L’ancien responsable américain du contre-terrorisme déclare que Larijani était désireux de négocier
- Joe Kent met en garde : la mort d’Ali Larijani pourrait susciter un soutien pour les Gardiens de la révolution islamique
Istanbul
AA / Istanbul / Berk Kutay Gokmen
Le défunt chef de la sécurité iranien, Ali Larijani, récemment tué par une frappe américano-israélienne, était désireux de négocier un accord avec les États-Unis, a déclaré mercredi l’ancien directeur du Centre national américain de contre-terrorisme.
Joe Kent, vétéran de 20 ans des forces spéciales de l’armée américaine et ancien officier paramilitaire de la CIA, qui a ensuite dirigé l’agence de contre-terrorisme, a tenu ces propos lors d’une interview avec le commentateur conservateur bien connu Tucker Carlson, le lendemain de sa démission.
« Nous venons de tuer, vous savez, Ali Larijani, qui était un négociateur, qui était désireux d’obtenir à nouveau un accord avec nous », a déclaré Joe Kent, exprimant son inquiétude que la mort du secrétaire du Conseil suprême de sécurité nationale iranien puisse susciter un soutien pour les Gardiens de la révolution islamique.
« Si vous donnez au CGRI une raison de prendre davantage le contrôle, et qu’ils obtiennent le soutien de la population, parce qu’encore une fois, vous tuez l’Ayatollah, ils peuvent dire : “Hé, le dernier était trop modéré. Regardez ce que ça nous a apporté.
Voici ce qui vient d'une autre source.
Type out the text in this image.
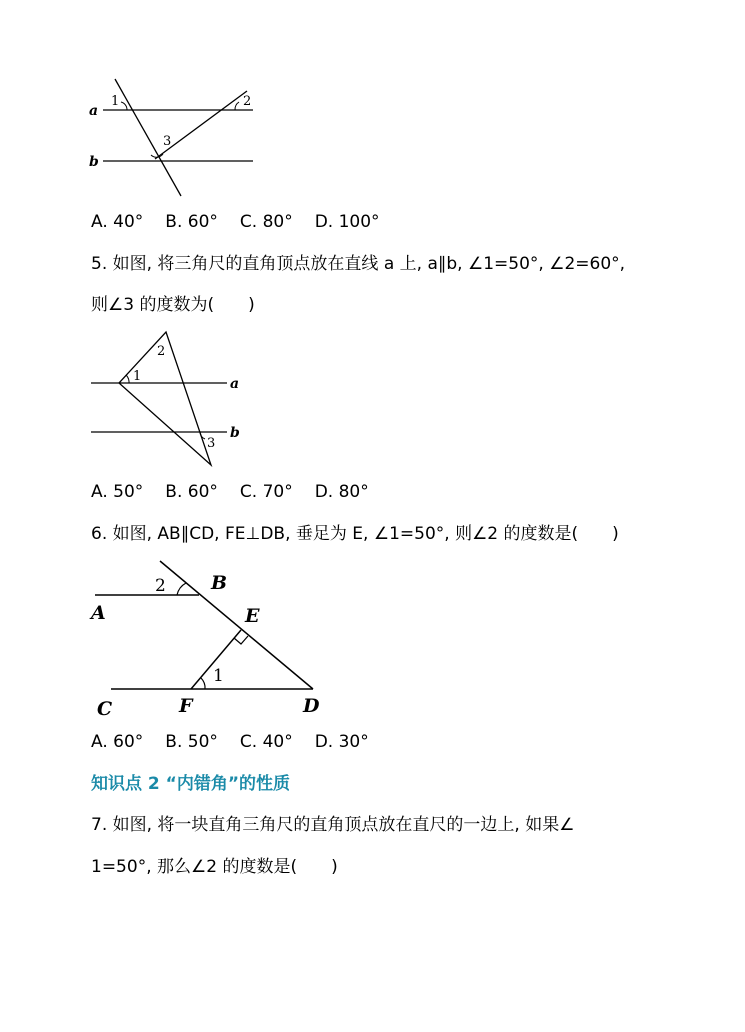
a
b
1	2
3
A. 40° B. 60° C. 80° D. 100°
5. 如图, 将三角尺的直角顶点放在直线 a 上, a∥b, ∠1=50°, ∠2=60°,
则∠3 的度数为(　　)
a
b
1
2
3
A. 50° B. 60° C. 70° D. 80°
6. 如图, AB∥CD, FE⊥DB, 垂足为 E, ∠1=50°, 则∠2 的度数是(　　)
A
B
C	D
E
F
1
2
A. 60° B. 50° C. 40° D. 30°
知识点 2 “内错角”的性质
7. 如图, 将一块直角三角尺的直角顶点放在直尺的一边上, 如果∠
1=50°, 那么∠2 的度数是(　　)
Donnez-nous plus, plus de contrôle.” Et le peuple iranien va se dire : “Eh bien, en fait, oui, je n’aime pas me faire bombarder par les Américains et les Israéliens. Peut-être que nous devons écouter le CGRI.” » a ajouté Kent.
Les autorités iraniennes ont indiqué que Larijani avait été tué mardi matin lors d’une frappe américano-israélienne qui a également coûté la vie à son fils Morteza, à son assistant Alireza Bayat, à plusieurs membres du personnel du conseil et à des gardes du corps.
Les États-Unis et Israël poursuivent depuis le 28 février une offensive conjointe contre l’Iran, ayant fait jusqu’à présent environ 1 300 morts, dont le guide suprême de l’époque, Ali Khamenei.
L’Iran a riposté par des frappes de drones et de missiles visant Israël, la Jordanie, l’Irak et des pays du Golfe abritant des installations militaires américaines, causant des pertes humaines et des dégâts aux infrastructures, tout en perturbant les marchés mondiaux et le trafic aérien.
Kent a également soulevé des questions concernant l’enquête sur la mort de l’activiste et influenceur américain d’extrême droite Charlie Kirk, survenue en septembre de l’année dernière, suggérant que celle-ci avait été interrompue.
Il a affirmé que la mort de Kirk, l’un des conseillers les plus proches du président américain Donald Trump et farouche opposant à une guerre contre l’Iran, qui aurait prôné au moins une réévaluation des relations des États-Unis avec Israël, méritait un examen plus approfondi.
« Il a été soudainement assassiné publiquement, et nous n’avons pas le droit de poser des questions à ce sujet », a-t-il déclaré.
« Il y a des questions sans réponse », a-t-il ajouté, précisant que l’enquête avait été stoppée avant que son équipe ne puisse « exploiter toutes les pistes restantes ».